The Case Law Annotator is the first Annotator function in the pipeline and is followed by the Legislation Annotator). The Case Law Annotator performs its function in the first phase of enrichment. The purpose of the Case Law Annotator is to detect and markup citations to UK case law cited in the judgment being processed. The Case Law Annotator uses a rules-based engine, the Rules Manifest, which is built on top of the spaCy EntityRuler. The Rules Manifest is stored as a table in Postgres where each row in the table represents a rule.

The Case Law Annotator provides the following core functionality:

  1. Detects references to well-formed (canonical) citations and malformed citations
  2. Casts malformed case citations to their canonical form
  3. Marks up the detected references in the LegalDocML

XML and attributes

The primary purpose of the Case Law Annotator is to apply LegalDocML markup to references to case law present in the judgment. This serves many downstream use-cases, such as generating lists of citing and cited cases for a given judgment or generating a citation graph.
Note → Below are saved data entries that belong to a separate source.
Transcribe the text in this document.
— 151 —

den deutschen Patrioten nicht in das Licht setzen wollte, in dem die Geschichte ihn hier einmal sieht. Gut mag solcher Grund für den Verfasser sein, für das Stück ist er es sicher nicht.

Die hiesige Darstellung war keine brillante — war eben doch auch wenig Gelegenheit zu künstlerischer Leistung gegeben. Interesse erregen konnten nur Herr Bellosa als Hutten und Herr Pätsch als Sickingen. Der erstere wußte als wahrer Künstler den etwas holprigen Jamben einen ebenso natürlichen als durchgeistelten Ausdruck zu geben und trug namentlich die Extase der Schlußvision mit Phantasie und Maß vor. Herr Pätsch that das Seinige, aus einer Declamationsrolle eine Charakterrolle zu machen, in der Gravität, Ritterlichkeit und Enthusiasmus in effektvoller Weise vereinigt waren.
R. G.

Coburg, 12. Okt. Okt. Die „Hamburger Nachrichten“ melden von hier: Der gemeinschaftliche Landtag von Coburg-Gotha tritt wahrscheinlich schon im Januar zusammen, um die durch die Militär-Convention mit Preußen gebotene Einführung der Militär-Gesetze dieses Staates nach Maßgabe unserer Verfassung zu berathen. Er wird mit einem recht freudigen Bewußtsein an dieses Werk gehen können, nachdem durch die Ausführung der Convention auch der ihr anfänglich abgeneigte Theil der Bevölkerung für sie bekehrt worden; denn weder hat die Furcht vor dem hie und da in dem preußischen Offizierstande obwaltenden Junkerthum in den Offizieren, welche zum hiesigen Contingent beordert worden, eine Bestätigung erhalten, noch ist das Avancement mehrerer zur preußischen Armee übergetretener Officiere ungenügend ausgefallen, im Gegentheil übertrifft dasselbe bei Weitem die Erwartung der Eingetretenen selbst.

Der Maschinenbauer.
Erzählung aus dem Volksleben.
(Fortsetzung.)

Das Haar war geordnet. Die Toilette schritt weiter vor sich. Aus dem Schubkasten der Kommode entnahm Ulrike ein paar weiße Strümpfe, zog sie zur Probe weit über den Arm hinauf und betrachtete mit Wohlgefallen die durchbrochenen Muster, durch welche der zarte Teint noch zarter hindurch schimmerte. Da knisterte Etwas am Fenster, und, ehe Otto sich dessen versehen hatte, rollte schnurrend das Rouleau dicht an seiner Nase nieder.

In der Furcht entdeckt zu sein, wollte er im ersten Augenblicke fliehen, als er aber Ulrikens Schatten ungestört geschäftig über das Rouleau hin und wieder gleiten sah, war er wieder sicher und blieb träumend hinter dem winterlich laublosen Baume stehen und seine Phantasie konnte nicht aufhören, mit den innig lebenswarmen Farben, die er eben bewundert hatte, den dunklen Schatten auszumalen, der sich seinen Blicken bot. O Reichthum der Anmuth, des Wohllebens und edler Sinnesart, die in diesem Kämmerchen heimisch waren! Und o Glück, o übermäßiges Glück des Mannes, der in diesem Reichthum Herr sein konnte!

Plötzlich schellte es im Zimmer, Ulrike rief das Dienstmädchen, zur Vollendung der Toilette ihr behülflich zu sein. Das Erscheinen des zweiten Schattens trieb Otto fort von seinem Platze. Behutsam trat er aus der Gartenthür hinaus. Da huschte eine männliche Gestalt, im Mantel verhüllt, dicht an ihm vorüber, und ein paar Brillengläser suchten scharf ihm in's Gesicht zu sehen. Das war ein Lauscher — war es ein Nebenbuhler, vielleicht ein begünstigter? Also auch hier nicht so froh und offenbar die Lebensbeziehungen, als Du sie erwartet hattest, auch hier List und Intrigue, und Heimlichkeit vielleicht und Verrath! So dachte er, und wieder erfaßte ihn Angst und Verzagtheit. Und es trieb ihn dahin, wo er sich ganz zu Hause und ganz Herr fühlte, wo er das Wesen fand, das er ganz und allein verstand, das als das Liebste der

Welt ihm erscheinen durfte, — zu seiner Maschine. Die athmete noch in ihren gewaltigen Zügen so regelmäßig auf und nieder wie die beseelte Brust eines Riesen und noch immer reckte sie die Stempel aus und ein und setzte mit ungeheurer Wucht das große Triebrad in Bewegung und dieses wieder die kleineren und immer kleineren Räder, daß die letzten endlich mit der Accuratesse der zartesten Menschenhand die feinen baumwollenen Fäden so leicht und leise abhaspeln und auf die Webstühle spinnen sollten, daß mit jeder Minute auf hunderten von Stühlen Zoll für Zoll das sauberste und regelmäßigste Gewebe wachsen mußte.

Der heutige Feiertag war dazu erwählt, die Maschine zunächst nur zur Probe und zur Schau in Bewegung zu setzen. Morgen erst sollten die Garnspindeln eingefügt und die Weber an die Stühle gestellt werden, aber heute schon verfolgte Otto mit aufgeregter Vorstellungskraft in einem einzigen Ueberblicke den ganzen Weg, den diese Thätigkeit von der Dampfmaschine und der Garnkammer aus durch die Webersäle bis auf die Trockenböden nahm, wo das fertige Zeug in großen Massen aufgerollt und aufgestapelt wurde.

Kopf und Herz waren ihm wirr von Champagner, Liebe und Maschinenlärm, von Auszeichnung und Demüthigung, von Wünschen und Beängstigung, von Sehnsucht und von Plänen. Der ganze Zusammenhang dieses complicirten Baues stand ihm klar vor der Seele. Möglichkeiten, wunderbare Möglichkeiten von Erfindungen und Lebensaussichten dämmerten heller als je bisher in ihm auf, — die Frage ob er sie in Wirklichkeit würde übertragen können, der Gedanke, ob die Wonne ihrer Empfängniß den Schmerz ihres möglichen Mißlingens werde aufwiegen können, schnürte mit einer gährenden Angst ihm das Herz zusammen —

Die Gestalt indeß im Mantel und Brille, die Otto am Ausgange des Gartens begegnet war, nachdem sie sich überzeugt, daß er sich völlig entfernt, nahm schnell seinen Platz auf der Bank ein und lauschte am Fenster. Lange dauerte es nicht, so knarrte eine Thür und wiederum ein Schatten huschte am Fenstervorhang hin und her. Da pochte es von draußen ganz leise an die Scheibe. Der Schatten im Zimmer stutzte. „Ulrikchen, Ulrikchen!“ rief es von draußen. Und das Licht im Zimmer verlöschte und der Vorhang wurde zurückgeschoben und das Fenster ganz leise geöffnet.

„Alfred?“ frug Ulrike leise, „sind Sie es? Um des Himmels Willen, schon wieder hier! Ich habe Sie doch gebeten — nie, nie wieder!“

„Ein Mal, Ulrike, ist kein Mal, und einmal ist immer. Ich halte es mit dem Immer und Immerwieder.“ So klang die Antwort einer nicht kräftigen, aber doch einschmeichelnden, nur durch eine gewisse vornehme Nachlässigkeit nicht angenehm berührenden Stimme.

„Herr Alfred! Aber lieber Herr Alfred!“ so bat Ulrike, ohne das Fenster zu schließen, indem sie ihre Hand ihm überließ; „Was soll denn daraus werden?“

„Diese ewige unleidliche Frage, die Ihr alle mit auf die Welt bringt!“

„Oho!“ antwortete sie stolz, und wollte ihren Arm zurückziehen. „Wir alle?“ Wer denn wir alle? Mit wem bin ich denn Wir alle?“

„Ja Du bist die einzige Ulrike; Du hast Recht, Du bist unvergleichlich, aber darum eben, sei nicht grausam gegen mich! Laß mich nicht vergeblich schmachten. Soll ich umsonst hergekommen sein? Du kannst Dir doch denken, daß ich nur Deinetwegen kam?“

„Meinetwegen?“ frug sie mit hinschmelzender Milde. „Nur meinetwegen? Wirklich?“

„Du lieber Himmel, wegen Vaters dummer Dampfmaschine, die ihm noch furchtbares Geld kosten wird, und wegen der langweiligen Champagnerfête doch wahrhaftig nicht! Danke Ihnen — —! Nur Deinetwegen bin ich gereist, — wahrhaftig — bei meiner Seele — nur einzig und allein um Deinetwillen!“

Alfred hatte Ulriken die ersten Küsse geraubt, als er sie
The following snippet provides an example of enriched references to case law (a neutral citation and a reference to a case reported in The Weekly Law Reports):

<ref href="https://caselaw.nationalarchives.gov.uk/ewca/civ/2021/1308" uk:canonical="[2021] EWCA Civ 1308" uk:isneutral="true" uk:type="case" uk:year="2021" uk:origin="TNA">[2021] EWCA Civ 1308</ref>, <ref href="#" uk:canonical="[2022] 1 WLR 1585" uk:isneutral="false" uk:type="case" uk:year="2022" uk:origin="TNA">[2022] 1 WLR 1585</ref>

References to case law are enclosed in </ref> tags with the following five attributes:

  • href: the TNA URI for the judgment that corresponds to the detected citation. Note that this attribute is only assigned a value where the value of uk:isneutral is true
  • uk:canonical: the canonical form of the detected citation
  • uk:isneutral: whether the detected citation is a neutral citation
  • uk:type: the type of ref element. For case law citations this is always set to case
  • uk:year: the year extracted from the detected citation, if present. Note: the value of year reflects the year in the detected citation, which is not necessarily the same as the year of judgment
  • uk:origin: the source of the enrichment. The JEP's origin signature is TNA

Implementation details

The input to the Case Law Annotator is the raw text of the judgment body of the incoming judgment XML file to be enriched. The output is a list of replacements and associated metadata that is sent to the first phase enrichment replacer.

The Case Law Annotator uses a deterministic rules-based approach to identify case law citations and apply any necessary correction strategies to malformed citations (these are explained extensively in the documentation that follows).

The heart of the Case Law Annotator is the Rules Manifest, a set of citation detection rule patterns and associated data stored in Postgres. Whenever the Rules Manifest is updated and re-ingested into Postgres, the spaCy rule patterns are extracted to a JSONL file, citation_patterns.jsonl, which is stored in S3 (production-tna-s3-tna-sg-rules-bucket).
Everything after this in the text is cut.